Astrónomos internacionales identificaron evidencias de un posible remanente de supernova ubicado en las inmediaciones de Sagitario A*, el agujero negro supermasivo en el núcleo de la Vía Láctea. El hallazgo, publicado en The Astrophysical Journal, fue posible gracias a la combinación de datos del Observatorio de Rayos X Chandra, el europeo XMM-Newton, el radiotelescopio MeerKAT en Sudáfrica y el sistema óptico Pan-STARRS en Hawái. Si se confirma, representaría uno de los restos de explosión estelar más cercanos jamás detectados al centro galáctico, una región considerada entre las más complejas del universo conocido.
La estructura identificada es una "burbuja" de emisión de rayos X localizada dentro de una densa nube de gas en la región Sagitario C, a aproximadamente 26 mil años luz de la Tierra. Los investigadores estiman que podría corresponder al remanente de una estrella masiva que explotó hace cerca de 1,700 años, generando una nube de material caliente que continúa expandiéndose a aproximadamente 3.2 millones de kilómetros por hora.

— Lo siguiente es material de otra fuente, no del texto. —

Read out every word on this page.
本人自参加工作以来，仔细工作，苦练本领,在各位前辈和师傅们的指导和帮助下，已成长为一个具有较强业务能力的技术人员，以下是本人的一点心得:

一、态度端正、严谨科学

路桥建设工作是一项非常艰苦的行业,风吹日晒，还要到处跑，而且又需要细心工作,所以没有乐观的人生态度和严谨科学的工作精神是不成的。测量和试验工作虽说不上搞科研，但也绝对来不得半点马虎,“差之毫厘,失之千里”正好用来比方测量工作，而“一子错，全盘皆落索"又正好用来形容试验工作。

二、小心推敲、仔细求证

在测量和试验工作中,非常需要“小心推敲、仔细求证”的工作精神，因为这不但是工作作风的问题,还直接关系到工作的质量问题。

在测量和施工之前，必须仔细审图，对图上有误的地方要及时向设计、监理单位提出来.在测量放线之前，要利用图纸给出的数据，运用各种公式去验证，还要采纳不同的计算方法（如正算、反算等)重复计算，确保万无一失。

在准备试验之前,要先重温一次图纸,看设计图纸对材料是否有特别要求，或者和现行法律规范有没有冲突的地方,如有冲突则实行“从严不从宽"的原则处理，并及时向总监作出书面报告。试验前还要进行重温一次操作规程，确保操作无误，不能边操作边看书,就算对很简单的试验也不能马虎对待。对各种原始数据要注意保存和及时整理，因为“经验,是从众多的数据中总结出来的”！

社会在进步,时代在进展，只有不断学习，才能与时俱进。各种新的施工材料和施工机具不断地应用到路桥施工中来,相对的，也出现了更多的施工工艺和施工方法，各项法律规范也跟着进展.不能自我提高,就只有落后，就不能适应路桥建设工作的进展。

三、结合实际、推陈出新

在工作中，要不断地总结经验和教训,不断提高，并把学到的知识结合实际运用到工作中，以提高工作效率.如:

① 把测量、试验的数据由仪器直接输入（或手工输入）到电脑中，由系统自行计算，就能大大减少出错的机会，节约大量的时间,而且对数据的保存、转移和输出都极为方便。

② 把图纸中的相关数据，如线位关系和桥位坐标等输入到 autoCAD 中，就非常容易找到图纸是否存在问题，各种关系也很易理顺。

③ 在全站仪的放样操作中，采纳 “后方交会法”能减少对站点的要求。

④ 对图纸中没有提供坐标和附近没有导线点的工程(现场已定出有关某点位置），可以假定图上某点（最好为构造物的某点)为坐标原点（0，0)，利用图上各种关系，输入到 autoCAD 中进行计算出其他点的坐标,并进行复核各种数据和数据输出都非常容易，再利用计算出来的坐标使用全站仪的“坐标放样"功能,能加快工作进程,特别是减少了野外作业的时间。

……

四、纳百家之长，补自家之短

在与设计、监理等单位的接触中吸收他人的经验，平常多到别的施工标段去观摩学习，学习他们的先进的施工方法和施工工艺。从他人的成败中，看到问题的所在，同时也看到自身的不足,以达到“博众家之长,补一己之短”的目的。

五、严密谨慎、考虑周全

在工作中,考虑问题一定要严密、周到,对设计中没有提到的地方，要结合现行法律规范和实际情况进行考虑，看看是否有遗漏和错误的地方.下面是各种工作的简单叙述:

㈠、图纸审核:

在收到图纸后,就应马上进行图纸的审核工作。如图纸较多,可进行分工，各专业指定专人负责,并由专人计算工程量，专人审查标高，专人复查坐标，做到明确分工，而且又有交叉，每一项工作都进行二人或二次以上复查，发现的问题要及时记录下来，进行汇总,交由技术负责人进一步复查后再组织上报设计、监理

Aunque el análisis químico no detectó concentraciones elevadas de elementos típicos de una supernova —hierro, oxígeno, silicio, carbono—, los expertos señalan que tras más de un milenio ese material pudo haberse dispersado completamente en el gas circundante. La hipótesis alternativa, que atribuía la emisión a un cúmulo de estrellas masivas, perdió sustento al verificarse que el brillo detectado supera en más de diez veces el registrado en estructuras similares.
Desde una perspectiva científica más amplia, el descubrimiento ofrece una oportunidad concreta para estudiar cómo las explosiones estelares interactúan con el entorno inmediato de un agujero negro supermasivo. El centro de la Vía Láctea concentra campos magnéticos intensos, cientos de estrellas masivas en órbita y enormes nubes de gas, lo que convierte cada observación en un desafío técnico considerable. Las imágenes complementarias del Telescopio Espacial James Webb permitieron distinguir con mayor resolución el gas ionizado que rodea la región y precisar la posible estructura del objeto. Futuras observaciones determinarán si este fenómeno constituye efectivamente un remanente de supernova, lo que aportaría datos clave sobre el ciclo de vida estelar y el reciclaje de materia en el entorno más dinámico de nuestra galaxia, tal como documenta el portal de divulgación científica Entorno.